Der strategische Einfluss der gewaltfreien Aktionsgruppen auf die Geschichte der Anti-AKW-Bewegung

Der "Atomausstieg" in Deutschland bis 2022 umfasst nicht alle Atomanlagen - nicht etwa die Urananreicherungsanlage in Gronau und damit den Export. Auch die vorgesehenen Stilllegungen sollte die Anti-Atom-Bewegung z.B. durch das Blockieren von Atommülltransporten beschleunigen. Die Anti-AKW-Bewegung hat in mehr als 40 Jahren Kampf die Atomindustrie zurückgedrängt. Diese Bewegung war die erfolgreichste der Neuen Sozialen Bewegungen in der Bundesrepublik nach 1968. An ihrem relativen Erfolg hatten die Strömung der gewaltfreien Aktionsgruppen, die FÖGA (Föderation gewaltfreier Aktionsgruppen) von 1980-1997, unzählige "Bezugsgruppen", künstlerische Kollektive (z.B. die Konzertgruppe "Lebenslaute") und "Trainingskollektive" sowie die gewaltfreien AnarchistInnen um die Zeitung "Graswurzelrevolution" entscheidenden Anteil. Leider wird dieser in bisherigen Darstellungen zur Geschichte der Anti-AKW-Bewegung zumeist unterbewertet oder ignoriert. Wir sollten unsere Bewegungsgeschichte also selbst schreiben, um zu zeigen, wie gewaltfreie Aktion mächtige Staats- und Wirtschaftsinteressen durchkreuzen kann. Zu diesem Zweck veröffentlichen wir hier einen Abschnitt aus dem soeben im Verlag Graswurzelrevolution erschienenen Buch von Sebastian Kalicha: Gewaltfreier Anarchismus & anarchistischer Pazifismus. Auf den Spuren einer revolutionären Theorie und Bewegung . (graswurzelredaktion-Red.)

Von Sebastian Kalicha

Gewaltfreie Aktionsgruppen beeinflussten Strategien und Aktionskampagnen der westdeutschen Anti-AKW-Bewegung in starkem Maße über vierzig Jahre hinweg, von den Konzepten für die erste Platzbesetzung 1975 in Wyhl, die von der Gewaltfreien Aktion Freiburg in Zusammenarbeit mit den Badisch-Elsässischen Bürgerinitiativen entwickelt wurden, bis zum Widerstand gegen Castor-Transporte in den Neunziger- und Nullerjahren, die zum Stopp des Atomprogramms nach Fukushima 2011 und zum Beschluss führten, die laufenden Atomkraftwerke bis 2022 abzuschalten.

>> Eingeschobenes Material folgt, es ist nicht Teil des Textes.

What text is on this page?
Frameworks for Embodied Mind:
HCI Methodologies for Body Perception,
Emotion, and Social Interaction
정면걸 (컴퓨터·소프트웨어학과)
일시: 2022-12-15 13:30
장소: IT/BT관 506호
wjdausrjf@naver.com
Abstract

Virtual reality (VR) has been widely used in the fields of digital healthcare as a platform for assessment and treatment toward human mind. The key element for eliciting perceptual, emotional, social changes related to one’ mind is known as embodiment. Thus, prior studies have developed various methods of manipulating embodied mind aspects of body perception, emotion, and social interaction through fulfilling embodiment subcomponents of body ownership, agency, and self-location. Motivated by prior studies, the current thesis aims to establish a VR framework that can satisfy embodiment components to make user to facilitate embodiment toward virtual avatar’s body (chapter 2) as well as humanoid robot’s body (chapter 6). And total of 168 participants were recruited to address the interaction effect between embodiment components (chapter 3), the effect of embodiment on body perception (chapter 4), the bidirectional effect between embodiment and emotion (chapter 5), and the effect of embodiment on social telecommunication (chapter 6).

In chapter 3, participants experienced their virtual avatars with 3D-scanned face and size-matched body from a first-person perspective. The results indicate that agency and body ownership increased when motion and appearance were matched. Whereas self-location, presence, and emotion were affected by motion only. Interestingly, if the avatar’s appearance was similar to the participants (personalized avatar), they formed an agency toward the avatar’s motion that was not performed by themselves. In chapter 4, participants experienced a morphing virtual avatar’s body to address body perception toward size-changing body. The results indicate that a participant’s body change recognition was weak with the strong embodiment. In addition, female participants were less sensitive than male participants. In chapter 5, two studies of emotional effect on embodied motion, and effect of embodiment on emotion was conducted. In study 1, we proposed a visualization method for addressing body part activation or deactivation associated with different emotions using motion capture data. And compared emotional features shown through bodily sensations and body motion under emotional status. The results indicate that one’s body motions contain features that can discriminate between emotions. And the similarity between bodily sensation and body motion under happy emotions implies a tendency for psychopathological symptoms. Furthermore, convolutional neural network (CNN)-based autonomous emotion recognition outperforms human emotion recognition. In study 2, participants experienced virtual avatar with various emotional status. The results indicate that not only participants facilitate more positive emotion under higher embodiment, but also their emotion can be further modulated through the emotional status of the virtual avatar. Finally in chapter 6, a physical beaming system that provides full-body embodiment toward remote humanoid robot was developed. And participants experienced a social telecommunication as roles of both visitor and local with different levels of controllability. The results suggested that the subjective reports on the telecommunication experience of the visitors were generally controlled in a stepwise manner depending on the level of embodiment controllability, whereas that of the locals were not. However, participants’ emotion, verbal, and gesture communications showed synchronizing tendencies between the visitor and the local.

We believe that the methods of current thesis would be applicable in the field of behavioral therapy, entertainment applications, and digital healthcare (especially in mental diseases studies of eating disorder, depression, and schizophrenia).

Die Siebzigerjahre: Von Wyhl bis zur "Republik Freies Wendland"

In den Siebzigerjahren diskutierten die Gruppen um die Zeitung "Graswurzelrevolution" früh den Zusammenhang von militärischer und friedlicher Nutzung der Atomenergie. Expertenwissen wurde hinterfragt, es entwickelte sich eine theoretisch fundierte Technikkritik, zusammen mit der Anti-AKW-Bewegung entstand gleichzeitig die Ökologiebewegung.

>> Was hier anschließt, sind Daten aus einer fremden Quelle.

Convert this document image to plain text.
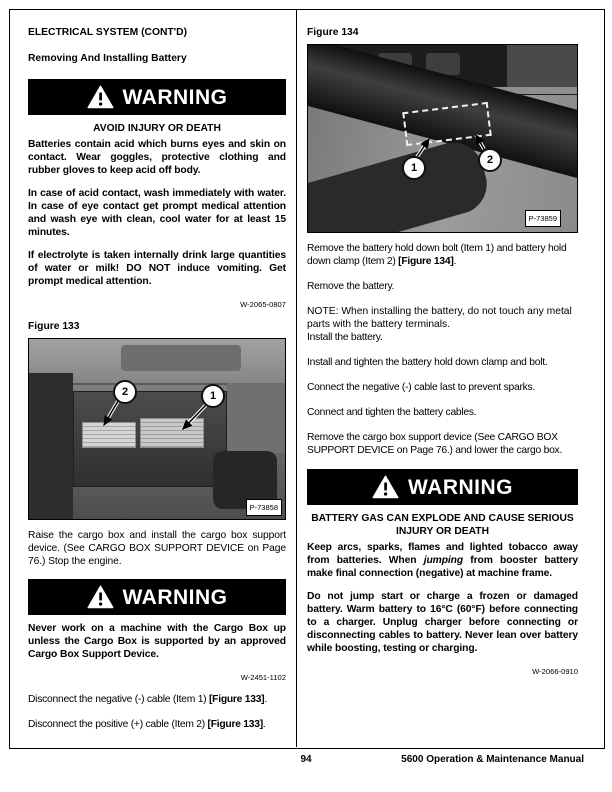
ELECTRICAL SYSTEM (CONT'D)
Removing And Installing Battery
WARNING
AVOID INJURY OR DEATH

Batteries contain acid which burns eyes and skin on contact. Wear goggles, protective clothing and rubber gloves to keep acid off body.

In case of acid contact, wash immediately with water. In case of eye contact get prompt medical attention and wash eye with clean, cool water for at least 15 minutes.

If electrolyte is taken internally drink large quantities of water or milk! DO NOT induce vomiting. Get prompt medical attention.

W-2065-0807
Figure 133
2	1
P-73858

Raise the cargo box and install the cargo box support device. (See CARGO BOX SUPPORT DEVICE on Page 76.) Stop the engine.

WARNING

Never work on a machine with the Cargo Box up unless the Cargo Box is supported by an approved Cargo Box Support Device.

W-2451-1102

Disconnect the negative (-) cable (Item 1) [Figure 133].

Disconnect the positive (+) cable (Item 2) [Figure 133].

Figure 134
1
2
P-73859

Remove the battery hold down bolt (Item 1) and battery hold down clamp (Item 2) [Figure 134].

Remove the battery.

NOTE: When installing the battery, do not touch any metal parts with the battery terminals.

Install the battery.

Install and tighten the battery hold down clamp and bolt.

Connect the negative (-) cable last to prevent sparks.

Connect and tighten the battery cables.

Remove the cargo box support device (See CARGO BOX SUPPORT DEVICE on Page 76.) and lower the cargo box.

WARNING
BATTERY GAS CAN EXPLODE AND CAUSE SERIOUS INJURY OR DEATH

Keep arcs, sparks, flames and lighted tobacco away from batteries. When jumping from booster battery make final connection (negative) at machine frame.

Do not jump start or charge a frozen or damaged battery. Warm battery to 16°C (60°F) before connecting to a charger. Unplug charger before connecting or disconnecting cables to battery. Never lean over battery while boosting, testing or charging.

W-2066-0910
94	5600 Operation & Maintenance Manual
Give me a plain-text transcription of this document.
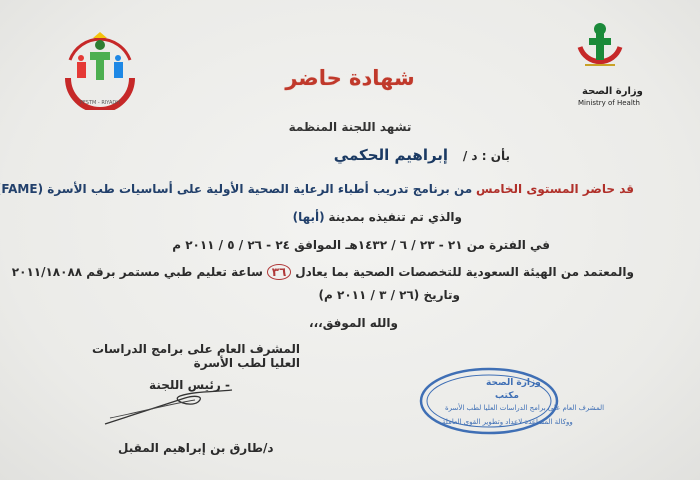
PFSTM - RIYADH
وزارة الصحة
Ministry of Health
شهادة حاضر
تشهد اللجنة المنظمة
بأن : د / إبراهيم الحكمي
قد حاضر المستوى الخامس من برنامج تدريب أطباء الرعاية الصحية الأولية على أساسيات طب الأسرة (FAME
والذي تم تنفيذه بمدينة (أبها)
في الفترة من ٢١ - ٢٣ / ٦ / ١٤٣٢هـ الموافق ٢٤ - ٢٦ / ٥ / ٢٠١١ م
والمعتمد من الهيئة السعودية للتخصصات الصحية بما يعادل ٣٦ ساعة تعليم طبي مستمر برقم ٢٠١١/١٨٠٨٨
وتاريخ (٢٦ / ٣ / ٢٠١١ م)
والله الموفق،،،
المشرف العام على برامج الدراسات العليا لطب الأسرة
- رئيس اللجنة
د/طارق بن إبراهيم المقبل
وزارة الصحة
مكتب
المشرف العام على برامج الدراسات العليا لطب الأسرة
ووكالة المساعدة لاعداد وتطوير القوى العاملة
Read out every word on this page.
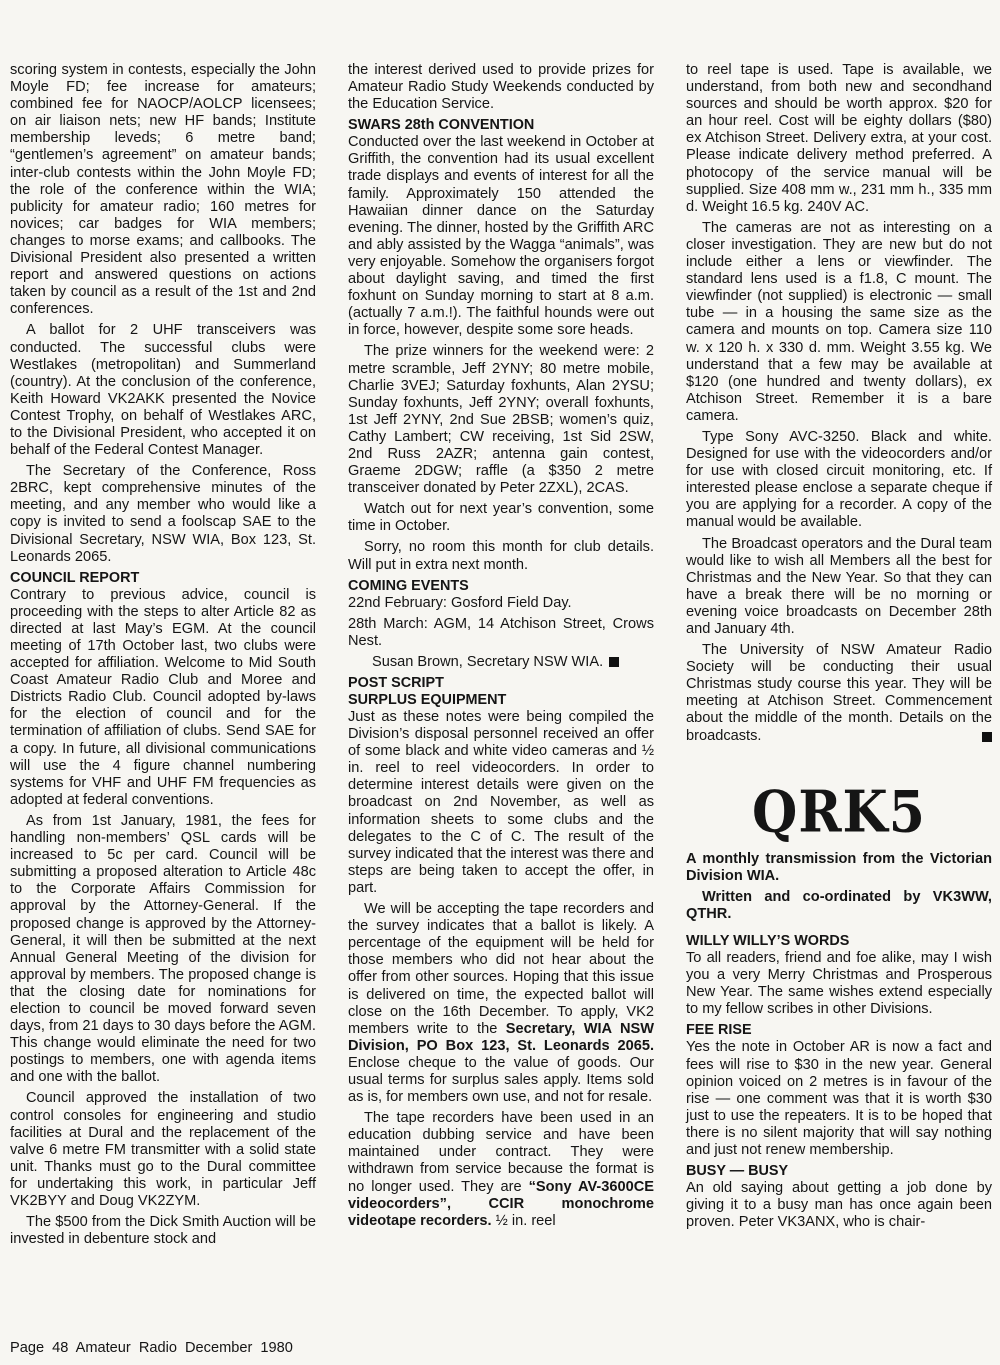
scoring system in contests, especially the John Moyle FD; fee increase for amateurs; combined fee for NAOCP/AOLCP licensees; on air liaison nets; new HF bands; Institute membership leveds; 6 metre band; “gentlemen’s agreement” on amateur bands; inter-club contests within the John Moyle FD; the role of the conference within the WIA; publicity for amateur radio; 160 metres for novices; car badges for WIA members; changes to morse exams; and callbooks. The Divisional President also presented a written report and answered questions on actions taken by council as a result of the 1st and 2nd conferences.

A ballot for 2 UHF transceivers was conducted. The successful clubs were Westlakes (metropolitan) and Summerland (country). At the conclusion of the conference, Keith Howard VK2AKK presented the Novice Contest Trophy, on behalf of Westlakes ARC, to the Divisional President, who accepted it on behalf of the Federal Contest Manager.

The Secretary of the Conference, Ross 2BRC, kept comprehensive minutes of the meeting, and any member who would like a copy is invited to send a foolscap SAE to the Divisional Secretary, NSW WIA, Box 123, St. Leonards 2065.

COUNCIL REPORT

Contrary to previous advice, council is proceeding with the steps to alter Article 82 as directed at last May’s EGM. At the council meeting of 17th October last, two clubs were accepted for affiliation. Welcome to Mid South Coast Amateur Radio Club and Moree and Districts Radio Club. Council adopted by-laws for the election of council and for the termination of affiliation of clubs. Send SAE for a copy. In future, all divisional communications will use the 4 figure channel numbering systems for VHF and UHF FM frequencies as adopted at federal conventions.

As from 1st January, 1981, the fees for handling non-members’ QSL cards will be increased to 5c per card. Council will be submitting a proposed alteration to Article 48c to the Corporate Affairs Commission for approval by the Attorney-General. If the proposed change is approved by the Attorney-General, it will then be submitted at the next Annual General Meeting of the division for approval by members. The proposed change is that the closing date for nominations for election to council be moved forward seven days, from 21 days to 30 days before the AGM. This change would eliminate the need for two postings to members, one with agenda items and one with the ballot.

Council approved the installation of two control consoles for engineering and studio facilities at Dural and the replacement of the valve 6 metre FM transmitter with a solid state unit. Thanks must go to the Dural committee for undertaking this work, in particular Jeff VK2BYY and Doug VK2ZYM.

The $500 from the Dick Smith Auction will be invested in debenture stock and

the interest derived used to provide prizes for Amateur Radio Study Weekends conducted by the Education Service.

SWARS 28th CONVENTION

Conducted over the last weekend in October at Griffith, the convention had its usual excellent trade displays and events of interest for all the family. Approximately 150 attended the Hawaiian dinner dance on the Saturday evening. The dinner, hosted by the Griffith ARC and ably assisted by the Wagga “animals”, was very enjoyable. Somehow the organisers forgot about daylight saving, and timed the first foxhunt on Sunday morning to start at 8 a.m. (actually 7 a.m.!). The faithful hounds were out in force, however, despite some sore heads.

The prize winners for the weekend were: 2 metre scramble, Jeff 2YNY; 80 metre mobile, Charlie 3VEJ; Saturday foxhunts, Alan 2YSU; Sunday foxhunts, Jeff 2YNY; overall foxhunts, 1st Jeff 2YNY, 2nd Sue 2BSB; women’s quiz, Cathy Lambert; CW receiving, 1st Sid 2SW, 2nd Russ 2AZR; antenna gain contest, Graeme 2DGW; raffle (a $350 2 metre transceiver donated by Peter 2ZXL), 2CAS.

Watch out for next year’s convention, some time in October.

Sorry, no room this month for club details. Will put in extra next month.

COMING EVENTS

22nd February: Gosford Field Day.

28th March: AGM, 14 Atchison Street, Crows Nest.

Susan Brown, Secretary NSW WIA.

POST SCRIPT
SURPLUS EQUIPMENT

Just as these notes were being compiled the Division’s disposal personnel received an offer of some black and white video cameras and ½ in. reel to reel videocorders. In order to determine interest details were given on the broadcast on 2nd November, as well as information sheets to some clubs and the delegates to the C of C. The result of the survey indicated that the interest was there and steps are being taken to accept the offer, in part.

We will be accepting the tape recorders and the survey indicates that a ballot is likely. A percentage of the equipment will be held for those members who did not hear about the offer from other sources. Hoping that this issue is delivered on time, the expected ballot will close on the 16th December. To apply, VK2 members write to the Secretary, WIA NSW Division, PO Box 123, St. Leonards 2065. Enclose cheque to the value of goods. Our usual terms for surplus sales apply. Items sold as is, for members own use, and not for resale.

The tape recorders have been used in an education dubbing service and have been maintained under contract. They were withdrawn from service because the format is no longer used. They are “Sony AV-3600CE videocorders”, CCIR monochrome videotape recorders. ½ in. reel

to reel tape is used. Tape is available, we understand, from both new and secondhand sources and should be worth approx. $20 for an hour reel. Cost will be eighty dollars ($80) ex Atchison Street. Delivery extra, at your cost. Please indicate delivery method preferred. A photocopy of the service manual will be supplied. Size 408 mm w., 231 mm h., 335 mm d. Weight 16.5 kg. 240V AC.

The cameras are not as interesting on a closer investigation. They are new but do not include either a lens or viewfinder. The standard lens used is a f1.8, C mount. The viewfinder (not supplied) is electronic — small tube — in a housing the same size as the camera and mounts on top. Camera size 110 w. x 120 h. x 330 d. mm. Weight 3.55 kg. We understand that a few may be available at $120 (one hundred and twenty dollars), ex Atchison Street. Remember it is a bare camera.

Type Sony AVC-3250. Black and white. Designed for use with the videocorders and/or for use with closed circuit monitoring, etc. If interested please enclose a separate cheque if you are applying for a recorder. A copy of the manual would be available.

The Broadcast operators and the Dural team would like to wish all Members all the best for Christmas and the New Year. So that they can have a break there will be no morning or evening voice broadcasts on December 28th and January 4th.

The University of NSW Amateur Radio Society will be conducting their usual Christmas study course this year. They will be meeting at Atchison Street. Commencement about the middle of the month. Details on the broadcasts.

QRK5

A monthly transmission from the Victorian Division WIA.

Written and co-ordinated by VK3WW, QTHR.

WILLY WILLY’S WORDS

To all readers, friend and foe alike, may I wish you a very Merry Christmas and Prosperous New Year. The same wishes extend especially to my fellow scribes in other Divisions.

FEE RISE

Yes the note in October AR is now a fact and fees will rise to $30 in the new year. General opinion voiced on 2 metres is in favour of the rise — one comment was that it is worth $30 just to use the repeaters. It is to be hoped that there is no silent majority that will say nothing and just not renew membership.

BUSY — BUSY

An old saying about getting a job done by giving it to a busy man has once again been proven. Peter VK3ANX, who is chair-

Page 48 Amateur Radio December 1980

Den gewaltfreien Aktionsgruppen gelang es in den Siebzigern an einigen Stellen, den Gegensatz zwischen gesetzestreuer Massendemonstration mit Hoffnung auf Parteien einerseits und militanten Zaunschlachten zunächst des autoritär-kommunistischen Blocks, ab 1976/77 zunehmend der Autonomen aufzubrechen: etwa mit der Bauplatzbesetzung am 19.2.1977 in Grohnde, durchgeführt von Gruppen aus dem gewaltfreien, spontaneistischen und feministischen Spektrum. Im weiteren Verlauf festigten sich Positionen aus dem graswurzelrevolutionären Spektrum, nach denen Atomanlagen nicht in direkter, zentralistischer Konfrontation mit der Staatsgewalt, sondern durch Untergrabung der Legitimation von Polizeibrutalität und den Versuch verhindert werden sollten, den politischen Preis durch kontinuierliche Behinderung des Betriebs und der Infrastruktur des Atomstaats hochzutreiben und so die Anlagen auch für die Betreiber letztlich zu teuer zu machen.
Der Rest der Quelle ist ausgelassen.